Chinese seek military ID info

MONTGOMERY, Ala.—The Pentagon's primary Internet backbone, the Global Information Grid, comes under siege some 3 million times a day by outsiders looking for a way to penetrate military networks. And the outsiders come from all over the world, whether American script kiddies trying to prove their skills or Eastern European hackers looking for information they can sell.

Then there are the military cyberthreats from potential enemies.

Maj. Gen. William Lord, director of information, services and integration in the Secretary of the Air Force Office of Warfighting Integration and Chief Information Officer, today told an audience of civilian Air Force personnel attending the Air Force IT Conference that "China has downloaded 10 to 20 terabytes of data from the NIPRNet. They're looking for your identity, so they can get into the network as you."

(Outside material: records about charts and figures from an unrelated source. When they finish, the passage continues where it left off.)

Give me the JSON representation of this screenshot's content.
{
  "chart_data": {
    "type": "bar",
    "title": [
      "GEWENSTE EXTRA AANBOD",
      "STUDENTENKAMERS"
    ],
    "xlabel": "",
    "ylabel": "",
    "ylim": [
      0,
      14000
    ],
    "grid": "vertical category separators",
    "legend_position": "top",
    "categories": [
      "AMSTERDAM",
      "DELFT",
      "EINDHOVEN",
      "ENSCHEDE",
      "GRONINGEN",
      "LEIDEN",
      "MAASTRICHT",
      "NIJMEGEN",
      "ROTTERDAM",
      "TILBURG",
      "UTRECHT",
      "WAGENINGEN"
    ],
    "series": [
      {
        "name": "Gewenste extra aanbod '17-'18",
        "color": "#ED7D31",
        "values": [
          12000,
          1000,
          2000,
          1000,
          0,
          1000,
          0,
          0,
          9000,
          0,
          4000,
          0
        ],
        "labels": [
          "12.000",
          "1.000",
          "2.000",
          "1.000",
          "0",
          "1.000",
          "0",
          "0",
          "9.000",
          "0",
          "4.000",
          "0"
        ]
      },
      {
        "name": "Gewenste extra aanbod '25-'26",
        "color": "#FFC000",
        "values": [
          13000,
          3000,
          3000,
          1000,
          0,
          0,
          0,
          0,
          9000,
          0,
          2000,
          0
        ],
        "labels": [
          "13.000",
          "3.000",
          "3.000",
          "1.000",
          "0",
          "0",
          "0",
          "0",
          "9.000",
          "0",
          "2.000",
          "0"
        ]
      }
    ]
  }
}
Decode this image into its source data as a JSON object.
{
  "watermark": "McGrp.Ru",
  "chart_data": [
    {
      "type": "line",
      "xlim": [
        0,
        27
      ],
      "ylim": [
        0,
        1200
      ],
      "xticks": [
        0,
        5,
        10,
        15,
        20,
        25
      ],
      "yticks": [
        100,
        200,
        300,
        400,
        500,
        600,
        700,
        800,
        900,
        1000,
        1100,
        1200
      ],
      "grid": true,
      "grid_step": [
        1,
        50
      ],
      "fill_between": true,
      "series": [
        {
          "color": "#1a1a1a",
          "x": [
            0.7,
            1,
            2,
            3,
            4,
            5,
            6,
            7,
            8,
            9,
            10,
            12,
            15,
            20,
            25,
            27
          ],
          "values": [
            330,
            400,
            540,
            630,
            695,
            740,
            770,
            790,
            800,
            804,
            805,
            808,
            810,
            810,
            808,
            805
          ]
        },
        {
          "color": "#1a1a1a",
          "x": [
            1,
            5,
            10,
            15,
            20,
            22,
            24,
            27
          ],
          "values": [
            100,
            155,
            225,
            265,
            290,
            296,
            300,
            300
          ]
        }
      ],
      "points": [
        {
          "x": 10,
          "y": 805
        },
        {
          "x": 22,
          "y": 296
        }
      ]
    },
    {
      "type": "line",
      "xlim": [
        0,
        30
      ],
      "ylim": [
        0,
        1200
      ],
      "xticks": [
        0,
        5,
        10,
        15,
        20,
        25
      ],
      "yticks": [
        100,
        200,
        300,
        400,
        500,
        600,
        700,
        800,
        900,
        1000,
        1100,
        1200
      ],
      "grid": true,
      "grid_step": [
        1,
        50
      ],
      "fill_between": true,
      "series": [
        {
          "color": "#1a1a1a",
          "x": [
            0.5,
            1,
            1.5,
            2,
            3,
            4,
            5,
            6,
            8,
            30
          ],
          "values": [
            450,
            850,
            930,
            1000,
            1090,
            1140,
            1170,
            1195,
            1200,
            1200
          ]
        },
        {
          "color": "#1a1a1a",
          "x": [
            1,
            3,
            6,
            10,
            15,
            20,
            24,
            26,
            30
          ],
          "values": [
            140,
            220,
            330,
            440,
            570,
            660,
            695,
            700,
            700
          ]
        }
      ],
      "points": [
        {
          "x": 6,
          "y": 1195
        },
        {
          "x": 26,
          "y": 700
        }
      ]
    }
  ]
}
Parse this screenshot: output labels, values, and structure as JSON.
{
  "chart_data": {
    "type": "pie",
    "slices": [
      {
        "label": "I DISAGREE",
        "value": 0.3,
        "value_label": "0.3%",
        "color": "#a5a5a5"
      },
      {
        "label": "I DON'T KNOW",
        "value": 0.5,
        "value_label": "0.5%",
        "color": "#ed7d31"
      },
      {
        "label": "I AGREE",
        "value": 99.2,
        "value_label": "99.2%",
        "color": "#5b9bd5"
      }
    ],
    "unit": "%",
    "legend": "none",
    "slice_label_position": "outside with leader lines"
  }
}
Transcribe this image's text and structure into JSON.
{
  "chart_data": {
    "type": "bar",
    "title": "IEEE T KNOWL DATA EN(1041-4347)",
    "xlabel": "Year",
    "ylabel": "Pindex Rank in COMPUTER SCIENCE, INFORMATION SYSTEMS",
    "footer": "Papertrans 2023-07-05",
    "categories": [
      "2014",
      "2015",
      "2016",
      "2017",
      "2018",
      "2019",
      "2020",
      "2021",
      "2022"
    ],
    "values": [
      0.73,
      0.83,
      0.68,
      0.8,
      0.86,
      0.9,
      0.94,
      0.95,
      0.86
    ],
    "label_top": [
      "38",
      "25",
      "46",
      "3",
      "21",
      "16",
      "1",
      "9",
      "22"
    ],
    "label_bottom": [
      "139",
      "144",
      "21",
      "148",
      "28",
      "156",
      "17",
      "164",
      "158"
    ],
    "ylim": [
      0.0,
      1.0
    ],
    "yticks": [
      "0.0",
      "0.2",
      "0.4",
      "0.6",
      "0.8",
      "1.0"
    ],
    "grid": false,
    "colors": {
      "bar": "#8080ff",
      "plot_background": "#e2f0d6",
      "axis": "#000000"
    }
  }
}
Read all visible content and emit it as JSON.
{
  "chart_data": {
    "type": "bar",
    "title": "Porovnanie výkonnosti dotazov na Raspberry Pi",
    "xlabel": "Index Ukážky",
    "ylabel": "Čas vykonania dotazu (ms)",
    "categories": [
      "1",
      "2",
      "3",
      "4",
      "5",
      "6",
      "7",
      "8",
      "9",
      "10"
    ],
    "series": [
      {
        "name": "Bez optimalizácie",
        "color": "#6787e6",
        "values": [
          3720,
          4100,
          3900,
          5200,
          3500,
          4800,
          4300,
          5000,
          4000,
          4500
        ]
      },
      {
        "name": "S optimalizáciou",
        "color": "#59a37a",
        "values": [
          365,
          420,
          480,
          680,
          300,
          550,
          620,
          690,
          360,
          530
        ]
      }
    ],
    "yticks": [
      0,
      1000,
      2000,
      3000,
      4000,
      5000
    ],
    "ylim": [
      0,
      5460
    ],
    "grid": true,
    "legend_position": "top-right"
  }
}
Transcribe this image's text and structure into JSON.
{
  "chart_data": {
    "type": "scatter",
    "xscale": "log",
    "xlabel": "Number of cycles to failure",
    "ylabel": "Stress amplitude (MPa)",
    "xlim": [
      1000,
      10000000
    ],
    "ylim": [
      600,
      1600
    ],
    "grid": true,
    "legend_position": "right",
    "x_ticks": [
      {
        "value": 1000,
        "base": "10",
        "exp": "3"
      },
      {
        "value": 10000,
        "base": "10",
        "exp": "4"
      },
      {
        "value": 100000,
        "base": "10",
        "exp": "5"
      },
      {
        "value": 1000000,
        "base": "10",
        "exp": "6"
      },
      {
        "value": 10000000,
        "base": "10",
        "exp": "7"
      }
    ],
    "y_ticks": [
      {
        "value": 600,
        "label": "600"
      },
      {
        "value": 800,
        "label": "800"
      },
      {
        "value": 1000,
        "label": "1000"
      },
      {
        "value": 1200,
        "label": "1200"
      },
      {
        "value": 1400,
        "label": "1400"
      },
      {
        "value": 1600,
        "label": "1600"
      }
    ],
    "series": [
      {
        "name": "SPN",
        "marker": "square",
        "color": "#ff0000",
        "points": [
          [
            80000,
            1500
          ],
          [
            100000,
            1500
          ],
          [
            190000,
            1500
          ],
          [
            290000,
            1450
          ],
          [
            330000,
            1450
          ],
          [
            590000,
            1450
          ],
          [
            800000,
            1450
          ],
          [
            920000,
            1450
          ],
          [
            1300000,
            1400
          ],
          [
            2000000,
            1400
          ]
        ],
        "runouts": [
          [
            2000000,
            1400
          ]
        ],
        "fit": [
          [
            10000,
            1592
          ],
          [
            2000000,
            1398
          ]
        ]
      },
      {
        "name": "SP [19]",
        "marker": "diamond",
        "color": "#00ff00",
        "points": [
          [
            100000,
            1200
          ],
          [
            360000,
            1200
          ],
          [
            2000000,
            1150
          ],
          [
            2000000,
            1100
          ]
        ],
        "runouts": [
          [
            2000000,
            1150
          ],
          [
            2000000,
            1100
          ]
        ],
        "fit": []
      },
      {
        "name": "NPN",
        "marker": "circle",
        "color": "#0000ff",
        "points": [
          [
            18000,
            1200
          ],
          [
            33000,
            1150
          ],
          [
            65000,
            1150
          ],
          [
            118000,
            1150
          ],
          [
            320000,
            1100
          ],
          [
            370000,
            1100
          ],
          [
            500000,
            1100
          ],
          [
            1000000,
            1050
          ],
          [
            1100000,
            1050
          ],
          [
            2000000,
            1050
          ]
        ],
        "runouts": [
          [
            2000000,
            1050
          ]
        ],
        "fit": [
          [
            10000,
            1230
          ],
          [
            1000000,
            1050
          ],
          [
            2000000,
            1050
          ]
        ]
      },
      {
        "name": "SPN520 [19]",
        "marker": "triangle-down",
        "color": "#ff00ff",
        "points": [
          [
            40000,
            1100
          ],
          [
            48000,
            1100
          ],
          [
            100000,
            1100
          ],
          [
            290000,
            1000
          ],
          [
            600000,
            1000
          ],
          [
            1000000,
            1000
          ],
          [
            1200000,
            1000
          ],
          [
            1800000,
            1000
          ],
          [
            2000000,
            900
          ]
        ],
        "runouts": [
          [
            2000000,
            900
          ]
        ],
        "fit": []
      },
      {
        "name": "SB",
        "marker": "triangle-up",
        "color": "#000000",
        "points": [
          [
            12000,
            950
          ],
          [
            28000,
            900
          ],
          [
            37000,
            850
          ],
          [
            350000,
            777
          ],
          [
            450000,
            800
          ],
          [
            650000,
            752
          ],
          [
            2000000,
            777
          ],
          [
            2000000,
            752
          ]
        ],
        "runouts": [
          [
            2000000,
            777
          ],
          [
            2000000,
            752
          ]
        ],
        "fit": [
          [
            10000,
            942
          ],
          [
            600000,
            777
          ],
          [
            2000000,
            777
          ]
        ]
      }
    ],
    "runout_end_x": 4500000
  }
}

Lord said that this is in accordance with the Chinese doctrine about the use of cyberspace in conflict.

"We don't think they've gotten into the SIPRNet yet," [the classified GIG network], he said, "though we know they have [penetrated] the NIPRNet. There is a nation-state threat by the Chinese."

Lord said that the Air Force Research Laboratories are undertaking projects to mitigate the threat, possibly to look at offensive actions that could be launched, but "the rules of engagement have to changed before we're fully engaged in cyberspace."